The bucket is one of Jim McGeown’s castings that I had sat on my desk for a long time after I had made a bit of a mess of trying to hollow it out.
I took it back into the workshop to see if I could do anything with it after being informed that the hole in the left hand side was for a bucket. I then remembered the collets that I had made for drilling the valve guide castings on the Streamlined Duchess and used one of them to tidy up the inside of the bucket top using a dental burr and lastly soldered a handle on from scrap etch.

Bucket for J6 Tender

Gladiator J6 Tender Fundamentals complete

More progress last night. Despite starting quite late I managed to get the two coal space sides in place.
I had anticipated that one of them may not fit very well and might leave a gap that would in fairness be hidden by the coal but I was pleasantly surprised when after a little tweaking with pliers and a rub of some abrasive paper it went into place as it should. Just the details and coal rails to add now.

Gladiator J6 Ivatt Self Trimming Tender – Coal space complete

Gladiator J6 Ivatt Self Trimming Tender – Coal space complete

Gladiator J6 Ivatt Self Trimming Tender – Coal space complete

I am not sure why but I chose to use shiny sinks to clean it up after I finished instead of my usual Bar Keepers Friend and it turned all the solder black making it look to be worse than it is.
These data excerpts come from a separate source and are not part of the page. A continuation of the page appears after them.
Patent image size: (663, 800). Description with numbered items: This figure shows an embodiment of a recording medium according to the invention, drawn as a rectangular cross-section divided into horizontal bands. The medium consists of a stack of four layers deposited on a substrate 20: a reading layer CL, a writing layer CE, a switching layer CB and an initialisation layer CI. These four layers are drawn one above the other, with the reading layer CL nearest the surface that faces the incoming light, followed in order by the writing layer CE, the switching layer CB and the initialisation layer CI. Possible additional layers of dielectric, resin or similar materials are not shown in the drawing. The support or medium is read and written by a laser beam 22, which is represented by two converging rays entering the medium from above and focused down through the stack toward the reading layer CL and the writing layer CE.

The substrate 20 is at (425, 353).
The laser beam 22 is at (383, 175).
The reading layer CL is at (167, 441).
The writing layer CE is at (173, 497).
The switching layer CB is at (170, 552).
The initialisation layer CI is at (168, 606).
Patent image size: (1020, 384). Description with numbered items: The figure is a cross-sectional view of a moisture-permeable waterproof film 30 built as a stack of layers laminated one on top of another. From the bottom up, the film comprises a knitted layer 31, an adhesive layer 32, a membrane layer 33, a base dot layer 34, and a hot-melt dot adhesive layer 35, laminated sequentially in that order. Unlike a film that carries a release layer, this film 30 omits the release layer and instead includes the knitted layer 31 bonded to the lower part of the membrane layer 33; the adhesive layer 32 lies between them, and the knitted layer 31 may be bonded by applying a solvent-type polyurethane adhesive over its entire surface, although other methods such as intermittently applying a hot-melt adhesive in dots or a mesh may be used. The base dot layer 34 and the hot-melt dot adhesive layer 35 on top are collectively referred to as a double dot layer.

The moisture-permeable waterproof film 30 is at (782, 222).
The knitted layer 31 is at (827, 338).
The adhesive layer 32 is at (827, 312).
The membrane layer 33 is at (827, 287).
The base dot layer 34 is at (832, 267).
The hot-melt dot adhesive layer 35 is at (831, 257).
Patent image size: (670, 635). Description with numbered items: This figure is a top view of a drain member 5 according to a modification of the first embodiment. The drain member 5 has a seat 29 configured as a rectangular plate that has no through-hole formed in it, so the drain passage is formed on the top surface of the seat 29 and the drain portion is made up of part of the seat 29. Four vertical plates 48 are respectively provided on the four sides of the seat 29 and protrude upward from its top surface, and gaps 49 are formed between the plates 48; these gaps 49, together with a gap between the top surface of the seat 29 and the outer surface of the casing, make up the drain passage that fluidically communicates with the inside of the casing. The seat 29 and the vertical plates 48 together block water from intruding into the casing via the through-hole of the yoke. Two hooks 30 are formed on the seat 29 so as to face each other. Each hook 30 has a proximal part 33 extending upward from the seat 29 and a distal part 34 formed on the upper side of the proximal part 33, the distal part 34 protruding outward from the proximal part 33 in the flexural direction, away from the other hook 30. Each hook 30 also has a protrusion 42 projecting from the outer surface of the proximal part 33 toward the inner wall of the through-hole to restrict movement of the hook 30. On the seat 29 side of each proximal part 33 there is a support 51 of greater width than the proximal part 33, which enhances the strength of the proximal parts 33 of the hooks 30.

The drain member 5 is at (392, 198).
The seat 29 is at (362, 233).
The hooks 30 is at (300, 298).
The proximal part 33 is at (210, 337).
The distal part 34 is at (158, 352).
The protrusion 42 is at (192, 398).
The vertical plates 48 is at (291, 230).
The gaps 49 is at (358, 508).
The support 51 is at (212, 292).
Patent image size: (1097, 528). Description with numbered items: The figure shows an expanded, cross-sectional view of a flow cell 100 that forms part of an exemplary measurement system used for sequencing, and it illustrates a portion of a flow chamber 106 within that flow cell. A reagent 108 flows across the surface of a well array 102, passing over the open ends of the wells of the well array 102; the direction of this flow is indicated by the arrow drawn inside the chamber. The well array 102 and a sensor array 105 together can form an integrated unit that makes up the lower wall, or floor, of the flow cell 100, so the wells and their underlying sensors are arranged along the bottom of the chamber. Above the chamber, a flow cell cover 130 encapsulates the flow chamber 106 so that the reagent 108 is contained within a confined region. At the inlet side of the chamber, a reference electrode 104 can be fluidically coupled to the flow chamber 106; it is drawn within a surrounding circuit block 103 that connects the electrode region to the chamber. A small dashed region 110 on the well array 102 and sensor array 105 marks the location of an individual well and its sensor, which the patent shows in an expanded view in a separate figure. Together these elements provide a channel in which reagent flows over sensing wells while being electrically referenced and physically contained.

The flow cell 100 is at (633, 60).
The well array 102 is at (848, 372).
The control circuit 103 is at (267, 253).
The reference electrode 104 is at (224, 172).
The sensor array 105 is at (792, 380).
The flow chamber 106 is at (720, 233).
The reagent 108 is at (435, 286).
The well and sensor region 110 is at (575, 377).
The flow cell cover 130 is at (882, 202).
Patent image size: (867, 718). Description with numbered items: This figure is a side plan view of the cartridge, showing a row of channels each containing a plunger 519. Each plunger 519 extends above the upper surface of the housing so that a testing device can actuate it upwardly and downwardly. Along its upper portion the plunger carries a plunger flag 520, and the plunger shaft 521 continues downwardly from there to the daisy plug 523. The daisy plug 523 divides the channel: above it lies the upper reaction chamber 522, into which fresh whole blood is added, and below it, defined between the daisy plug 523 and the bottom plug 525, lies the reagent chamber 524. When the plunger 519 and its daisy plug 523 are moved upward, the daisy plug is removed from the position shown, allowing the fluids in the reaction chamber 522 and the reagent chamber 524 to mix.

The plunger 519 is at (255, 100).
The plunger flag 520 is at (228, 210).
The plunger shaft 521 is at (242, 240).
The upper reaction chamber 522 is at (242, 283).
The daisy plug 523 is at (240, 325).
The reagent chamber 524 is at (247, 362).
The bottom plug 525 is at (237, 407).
More Tender moments and it’s not even anywhere near Valentines day

Last Thursday evening I made much progress on the tender for the J6.
The coal plate is now in as is the front section of the tender.

Gladiator J6 Ivatt Self Trimming Tender coal plate fitted

Gladiator J6 Ivatt Self Trimming Tender coal plate fitted

Gladiator J6 Ivatt Self Trimming Tender coal plate fitted

There is still a goodly amount of cleaning up to do and the sides of the coal space are still to solder in but I feel that I have broken it’s back now.

Tender and Grilled without a barbie in sight…

And then there were two, I successfully made the second grill last night so that’s a bit of a relief.
I am still awaiting some of the replacement bits for the chassis – they were ordered later after my customer decided that he would like the chassis improved too.

N7/3 Scratch Built Rear Window Half Coal Bars – and then there were two

Having made the second grill for the N7 I then picked up the tender front for the J6 and made the last small piece to get the main structure of the tender front ready for fitting and final details.